LA POSSIBILITÉ D’UNE ÎLE
Dès le départ, Les Étendues imaginaires annonce la couleur, ou plutôt le manque de couleur. Dans une image désaturée, délavée, un homme se hisse en haut d’une grue pour contempler le paysage. Le ton est donné. Pour son second film, Yeo Siew Hua nous parlera de l’enfer citadin, de l’expansion de son île Singapour, à l’heure de la compétitivité et de la mondialisation. Et de la place de l’être humain dans tout ça.
Une enquête qui cache une quête désespérée de soi et de l’autre
Sous couvert d’une enquête policière en apparence classique – l’inspecteur Lok (Peter Yu) recherche Wang, un ouvrier chinois disparu -, le film nous plonge en réalité entre deux mondes, point de rencontre conflictuel entre les espérances et la réalité.

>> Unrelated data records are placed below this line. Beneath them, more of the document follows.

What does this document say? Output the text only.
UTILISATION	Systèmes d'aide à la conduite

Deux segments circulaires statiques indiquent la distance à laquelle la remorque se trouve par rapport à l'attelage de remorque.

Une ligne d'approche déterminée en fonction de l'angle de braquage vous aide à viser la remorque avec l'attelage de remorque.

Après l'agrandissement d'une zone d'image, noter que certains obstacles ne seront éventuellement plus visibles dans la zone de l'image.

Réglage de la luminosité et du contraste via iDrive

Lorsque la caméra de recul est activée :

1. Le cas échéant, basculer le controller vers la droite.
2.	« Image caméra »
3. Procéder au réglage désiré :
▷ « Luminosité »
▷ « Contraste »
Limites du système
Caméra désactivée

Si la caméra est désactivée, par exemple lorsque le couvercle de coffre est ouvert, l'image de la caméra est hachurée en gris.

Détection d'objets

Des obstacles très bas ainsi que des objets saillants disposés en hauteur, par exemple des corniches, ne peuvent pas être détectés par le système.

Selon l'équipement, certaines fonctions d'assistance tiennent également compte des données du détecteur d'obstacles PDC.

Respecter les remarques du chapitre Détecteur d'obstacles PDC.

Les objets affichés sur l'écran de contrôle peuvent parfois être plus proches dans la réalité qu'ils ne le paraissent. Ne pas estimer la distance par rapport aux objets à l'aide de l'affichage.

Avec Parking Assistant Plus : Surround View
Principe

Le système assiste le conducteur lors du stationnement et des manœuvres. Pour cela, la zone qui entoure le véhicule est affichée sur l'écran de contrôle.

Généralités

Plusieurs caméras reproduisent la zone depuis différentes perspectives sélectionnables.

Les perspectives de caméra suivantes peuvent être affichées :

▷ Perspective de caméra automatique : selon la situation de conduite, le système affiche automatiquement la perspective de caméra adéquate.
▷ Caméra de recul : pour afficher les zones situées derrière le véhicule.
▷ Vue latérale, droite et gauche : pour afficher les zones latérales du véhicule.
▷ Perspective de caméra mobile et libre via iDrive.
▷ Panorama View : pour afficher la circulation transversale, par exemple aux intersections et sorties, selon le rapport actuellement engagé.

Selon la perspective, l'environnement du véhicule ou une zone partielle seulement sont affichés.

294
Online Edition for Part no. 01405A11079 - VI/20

A travers son déroulé un peu chaotique, le metteur en scène touche à plusieurs thèmes sensibles : l’exploitation des travailleurs étrangers, l’esclavage moderne induit par le libéralisme, la domination du plus riche, les paradis virtuels et la quête de soi.

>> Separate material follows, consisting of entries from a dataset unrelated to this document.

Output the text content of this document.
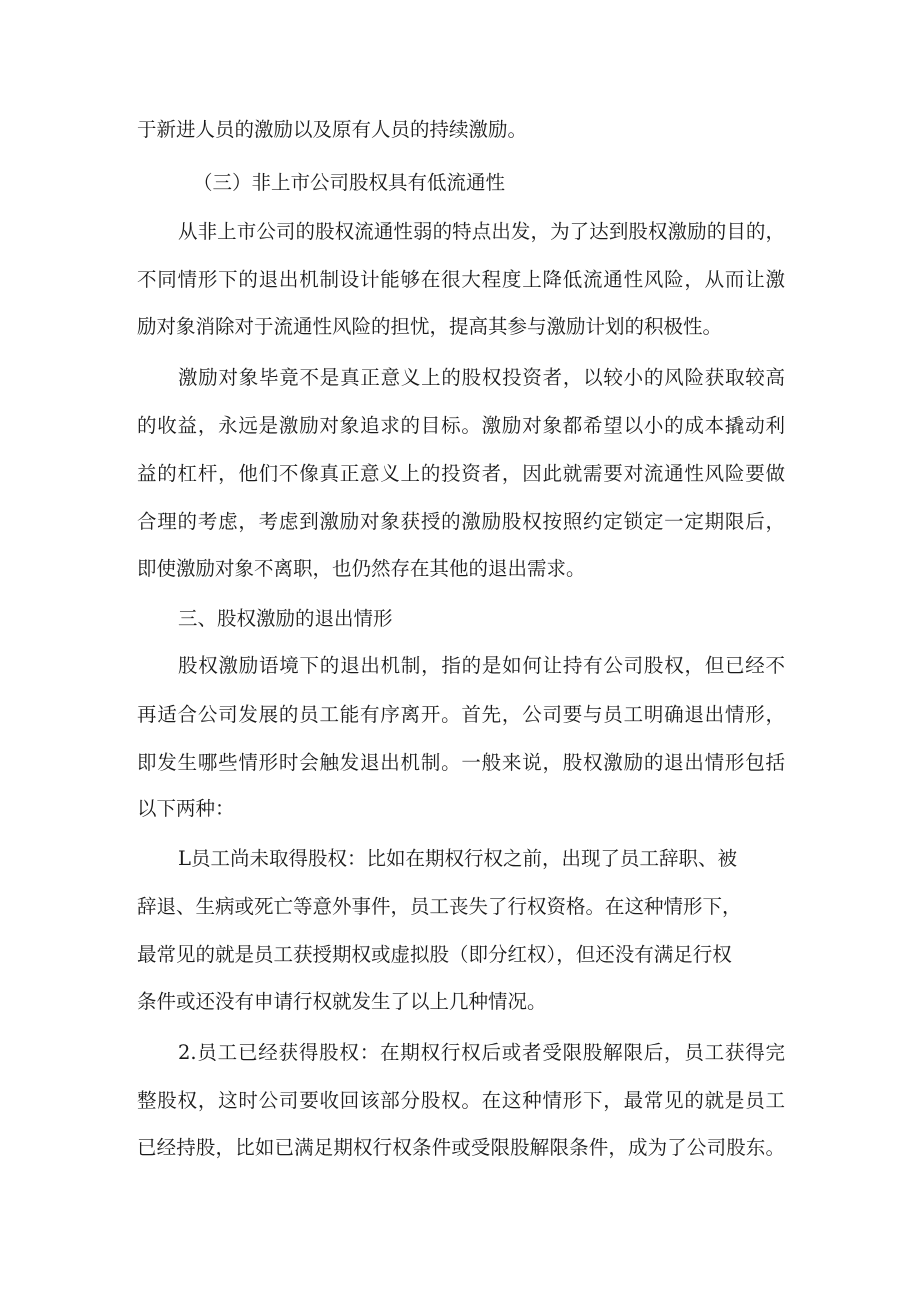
于新进人员的激励以及原有人员的持续激励。

（三）非上市公司股权具有低流通性

从非上市公司的股权流通性弱的特点出发，为了达到股权激励的目的，

不同情形下的退出机制设计能够在很大程度上降低流通性风险，从而让激

励对象消除对于流通性风险的担忧，提高其参与激励计划的积极性。

激励对象毕竟不是真正意义上的股权投资者，以较小的风险获取较高

的收益，永远是激励对象追求的目标。激励对象都希望以小的成本撬动利

益的杠杆，他们不像真正意义上的投资者，因此就需要对流通性风险要做

合理的考虑，考虑到激励对象获授的激励股权按照约定锁定一定期限后，

即使激励对象不离职，也仍然存在其他的退出需求。

三、股权激励的退出情形

股权激励语境下的退出机制，指的是如何让持有公司股权，但已经不

再适合公司发展的员工能有序离开。首先，公司要与员工明确退出情形，

即发生哪些情形时会触发退出机制。一般来说，股权激励的退出情形包括

以下两种：

L员工尚未取得股权：比如在期权行权之前，出现了员工辞职、被

辞退、生病或死亡等意外事件，员工丧失了行权资格。在这种情形下，

最常见的就是员工获授期权或虚拟股（即分红权），但还没有满足行权

条件或还没有申请行权就发生了以上几种情况。

2.员工已经获得股权：在期权行权后或者受限股解限后，员工获得完

整股权，这时公司要收回该部分股权。在这种情形下，最常见的就是员工

已经持股，比如已满足期权行权条件或受限股解限条件，成为了公司股东。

Le tout dans une intrigue envoûtante, à la limite de l’hypnose qui mêle autant les personnages que les chronologies. Avec pour seul échappatoire, un cyber-café et les parties de Counter Strike en lieu et place d’un sommeil réparateur, seul moyen d’extérioriser ses pulsions morbides et de supporter un quotidien terrible.
LES ÂMES PERDUES
Dans Les Etendues Imaginaires, il n’y a que peu de place à l’espoir. L’île tentaculaire dévore les désirs de chacun, les bateaux au loin empêchent tout échappatoire. On reconnaitra au film le grand talent d’installer une ambiance à la fois poisseuse et douce, totalement en phase avec son histoire.
Une atmosphère qui confine au spleen, à la poésie mélancolique, qui fonctionne à merveille et permet de dépasser les quelques problèmes de rythme et d’enchainements de points de vue maladroits et un peu artificiels. Conçu comme un rêve éveillé, Les Étendues imaginaires touche le spectateur dans sa peinture sans fard d’une civilisation à bout de souffle qui cherche, malgré tout, à gagner du terrain dans un but mal défini. Comme un cancer.
Une humanité qui se saborde elle-même, renie l’existence de son prochain pour le traiter en marchandise. Des thèmes classiques, certes, mais brillamment développés. Le rapport à la virtualité, au jeu en ligne comme seule bulle d’oxygène est également bien vu et capte parfaitement les gros questionnements actuels sur le rapport au réel.
Pas de place pour l’amour, chacun est enfermé dans sa solitude et les liens que l’on tisse trahissent leurs fragilités et leur confusion. Dans ces cas, il ne reste pas grand-chose pour s’en sortir. Et si le film propose une conclusion désenchantée et dramatique dans ce qu’elle suscite, elle n’en reste pas moins belle et porteuse d’un espoir ténu, à l’équilibre incertain, mais on ne peut plus douce. Comme une petite drogue qui nous permettrait de supporter le quotidien et son horreur systémique. Que reste-t-il de l’humain ? Pas grand-chose, une réunion aux rythmes cools, aux nappes sonores enveloppantes, comme pour s’accorder un droit à l’illusion salvateur avant de continuer à se faire broyer par la machine. A méditer.